# MSP cruiser hit on Rt93/N.Andover



## Guest (Jun 5, 2005)

Just saw the story on NECN, cruiser sitting in the breakdown lane hit by a drunk. No report on the troopers'(2) condition, nasty crash, hope they are ok!


----------



## kwflatbed (Dec 29, 2004)

Channel 5 said that they were OK.


----------



## Curious EMT (Apr 1, 2004)

2 troopers? 

The only time *I* have ever seen 2, is when they're FT'ing... Welcome to Police son!

Wish them well
Wish drunk hell


----------



## Guest (Jun 5, 2005)

The FTO had stiches on his forhead and back of his head. Knees and arms pretty bruised. The Boot was bruised up.
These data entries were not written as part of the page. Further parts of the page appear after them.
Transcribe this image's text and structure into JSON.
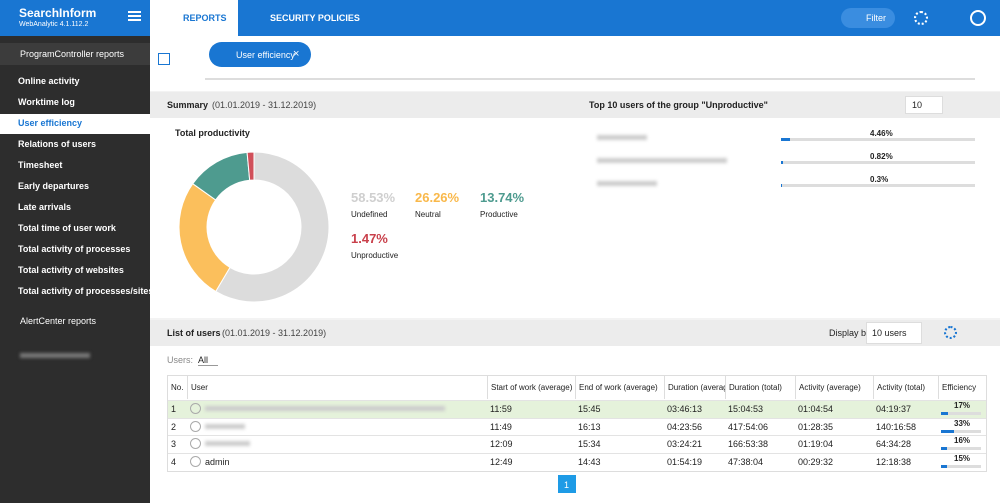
{
  "sidebar": {
    "brand": "SearchInform",
    "version": "WebAnalytic 4.1.112.2",
    "groups": [
      {
        "label": "ProgramController reports",
        "items": [
          "Online activity",
          "Worktime log",
          "User efficiency",
          "Relations of users",
          "Timesheet",
          "Early departures",
          "Late arrivals",
          "Total time of user work",
          "Total activity of processes",
          "Total activity of websites",
          "Total activity of processes/sites"
        ]
      },
      {
        "label": "AlertCenter reports"
      }
    ]
  },
  "nav": {
    "tabs": [
      "REPORTS",
      "SECURITY POLICIES"
    ],
    "filter": "Filter"
  },
  "tab_chip": "User efficiency",
  "summary": {
    "title": "Summary",
    "period": "(01.01.2019 - 31.12.2019)",
    "chart_title": "Total productivity",
    "segments": [
      {
        "name": "Undefined",
        "value": 58.53,
        "label": "58.53%",
        "color": "#dcdcdc",
        "text_color": "#cfcfcf"
      },
      {
        "name": "Neutral",
        "value": 26.26,
        "label": "26.26%",
        "color": "#fbbf5c",
        "text_color": "#f9b84a"
      },
      {
        "name": "Productive",
        "value": 13.74,
        "label": "13.74%",
        "color": "#4e9b8f",
        "text_color": "#4e9b8f"
      },
      {
        "name": "Unproductive",
        "value": 1.47,
        "label": "1.47%",
        "color": "#d0505a",
        "text_color": "#c9404b"
      }
    ]
  },
  "top": {
    "title": "Top 10 users of the group \"Unproductive\"",
    "count": "10",
    "scale_max": 100,
    "users": [
      {
        "value": 4.46,
        "label": "4.46%"
      },
      {
        "value": 0.82,
        "label": "0.82%"
      },
      {
        "value": 0.3,
        "label": "0.3%"
      }
    ]
  },
  "list": {
    "title": "List of users",
    "period": "(01.01.2019 - 31.12.2019)",
    "display_by_label": "Display by:",
    "display_by": "10 users",
    "users_label": "Users:",
    "users_filter": "All",
    "columns": [
      "No.",
      "User",
      "Start of work (average)",
      "End of work (average)",
      "Duration (average)",
      "Duration (total)",
      "Activity (average)",
      "Activity (total)",
      "Efficiency"
    ],
    "rows": [
      {
        "no": "1",
        "cells": [
          "11:59",
          "15:45",
          "03:46:13",
          "15:04:53",
          "01:04:54",
          "04:19:37"
        ],
        "efficiency": {
          "value": 17,
          "label": "17%"
        }
      },
      {
        "no": "2",
        "cells": [
          "11:49",
          "16:13",
          "04:23:56",
          "417:54:06",
          "01:28:35",
          "140:16:58"
        ],
        "efficiency": {
          "value": 33,
          "label": "33%"
        }
      },
      {
        "no": "3",
        "cells": [
          "12:09",
          "15:34",
          "03:24:21",
          "166:53:38",
          "01:19:04",
          "64:34:28"
        ],
        "efficiency": {
          "value": 16,
          "label": "16%"
        }
      },
      {
        "no": "4",
        "user": "admin",
        "cells": [
          "12:49",
          "14:43",
          "01:54:19",
          "47:38:04",
          "00:29:32",
          "12:18:38"
        ],
        "efficiency": {
          "value": 15,
          "label": "15%"
        }
      }
    ]
  },
  "pagination": {
    "current": "1"
  }
}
Drunk, bailed for $40. :x


----------



## frapmpd24 (Sep 3, 2004)

MSP75";p="66345 said:


> The FTO had stiches on his forhead and back of his head. Knees and arms pretty bruised. The Boot was bruised up. Drunk, bailed for $40. :x


And thats what sucks about this state! Establish a legal limit of intoxication to get the highway money from the feds, but don't correct things on the court end from bail to trials. Serious incidents like this people should be held until their next court date at the minimum. There are no serious deterrants at all.
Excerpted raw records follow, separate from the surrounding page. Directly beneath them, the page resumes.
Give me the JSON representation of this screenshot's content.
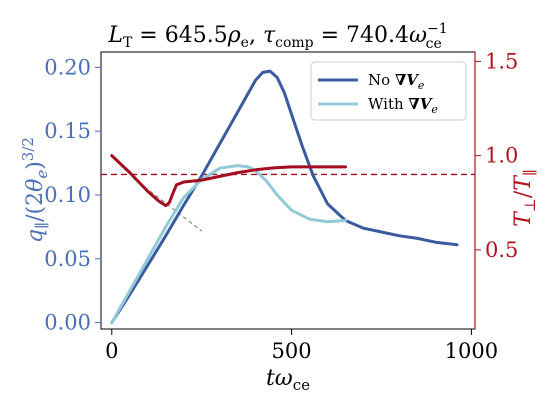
{
  "chart_data": {
    "type": "line",
    "title": "L_T = 645.5ρ_e, τ_comp = 740.4ω_ce^{-1}",
    "title_parts": {
      "L": "L",
      "T_sub": "T",
      "eq1": " = 645.5",
      "rho": "ρ",
      "e_sub": "e",
      "sep": ", ",
      "tau": "τ",
      "comp_sub": "comp",
      "eq2": " = 740.4",
      "omega": "ω",
      "sup": "−1",
      "ce_sub": "ce"
    },
    "xlabel": "tω_ce",
    "xlabel_parts": {
      "t": "t",
      "omega": "ω",
      "ce_sub": "ce"
    },
    "ylabel_left": "q_∥/(2θ_e)^{3/2}",
    "ylabel_left_parts": {
      "q": "q",
      "par_sub": "∥",
      "mid": "/(2",
      "theta": "θ",
      "e_sub": "e",
      "close": ")",
      "sup": "3/2"
    },
    "ylabel_right": "T_⊥/T_∥",
    "ylabel_right_parts": {
      "T1": "T",
      "perp_sub": "⊥",
      "slash": "/",
      "T2": "T",
      "par_sub": "∥"
    },
    "xlim": [
      -30,
      1010
    ],
    "ylim_left": [
      -0.005,
      0.212
    ],
    "ylim_right": [
      0.08,
      1.55
    ],
    "xticks": [
      0,
      500,
      1000
    ],
    "xtick_labels": [
      "0",
      "500",
      "1000"
    ],
    "yticks_left": [
      0.0,
      0.05,
      0.1,
      0.15,
      0.2
    ],
    "ytick_labels_left": [
      "0.00",
      "0.05",
      "0.10",
      "0.15",
      "0.20"
    ],
    "yticks_right": [
      0.5,
      1.0,
      1.5
    ],
    "ytick_labels_right": [
      "0.5",
      "1.0",
      "1.5"
    ],
    "legend_position": "top-right",
    "colors": {
      "no_grad": "#3a5ba0",
      "with_grad": "#92c9d8",
      "anisotropy": "#a30d1f",
      "reference_dashed": "#a30d1f",
      "fit_dashed": "#888888",
      "left_axis": "#4a6fb5",
      "right_axis": "#b0141f"
    },
    "series": [
      {
        "name": "No ∇V_e",
        "name_parts": {
          "prefix": "No ",
          "nabla": "∇",
          "V": "V",
          "sub": "e"
        },
        "axis": "left",
        "x": [
          0,
          50,
          100,
          150,
          200,
          250,
          300,
          350,
          400,
          420,
          440,
          460,
          480,
          500,
          530,
          560,
          600,
          650,
          700,
          750,
          800,
          850,
          900,
          960
        ],
        "y": [
          0.0,
          0.022,
          0.045,
          0.068,
          0.092,
          0.115,
          0.14,
          0.165,
          0.19,
          0.196,
          0.197,
          0.192,
          0.18,
          0.163,
          0.138,
          0.115,
          0.093,
          0.08,
          0.074,
          0.071,
          0.068,
          0.066,
          0.063,
          0.061
        ]
      },
      {
        "name": "With ∇V_e",
        "name_parts": {
          "prefix": "With ",
          "nabla": "∇",
          "V": "V",
          "sub": "e"
        },
        "axis": "left",
        "x": [
          0,
          50,
          100,
          150,
          200,
          250,
          300,
          350,
          380,
          400,
          430,
          460,
          500,
          550,
          600,
          650
        ],
        "y": [
          0.0,
          0.025,
          0.05,
          0.075,
          0.098,
          0.112,
          0.121,
          0.123,
          0.122,
          0.119,
          0.111,
          0.1,
          0.088,
          0.081,
          0.079,
          0.08
        ]
      },
      {
        "name": "",
        "axis": "right",
        "x": [
          0,
          50,
          100,
          130,
          150,
          160,
          170,
          180,
          200,
          250,
          300,
          350,
          400,
          450,
          500,
          550,
          600,
          650
        ],
        "y": [
          1.0,
          0.91,
          0.81,
          0.76,
          0.735,
          0.75,
          0.8,
          0.845,
          0.86,
          0.87,
          0.89,
          0.91,
          0.925,
          0.935,
          0.94,
          0.94,
          0.94,
          0.94
        ]
      }
    ],
    "reference_lines": [
      {
        "axis": "right",
        "y": 0.9,
        "style": "dashed"
      }
    ],
    "fit_line": {
      "axis": "right",
      "x": [
        60,
        250
      ],
      "y": [
        0.88,
        0.6
      ],
      "style": "dashed"
    }
  }
}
Had a close one myself a few months ago on a detail. Following a piece of equipment in the BDL, guy comes behind in the left lane 75+ into slower traffic, swerves into the breakdown lane, pulled ahead quick when I saw him and he still ended up less than a car length from my bumper. Surprisingly, he had a lot of operating to endagers :roll:

A good reminder to keep an eye on that rearview mirror. Hope the troopers involved have a speedy recovery. Stay safe out there.


----------



## girlcop21 (Jul 20, 2004)

I know the family of one of the troopers... trooper was FTO and was teaching radar. Not only was the cruiser pulled off to the side of the road, the cruiser was in the grassy area. The trooper that was driving saw the car from behind but couldn't get out of the way. One trooper suffered a concussion and a signifcant amount of stitches in the head. The trooper trainee suffered a knee injury along with other injuries. Damn drunk drivers! Thank god these troopers didn't suffer injuries like Trooper Engleheart. Please keep these Troopers in your prayers that they make a quick recovery!


----------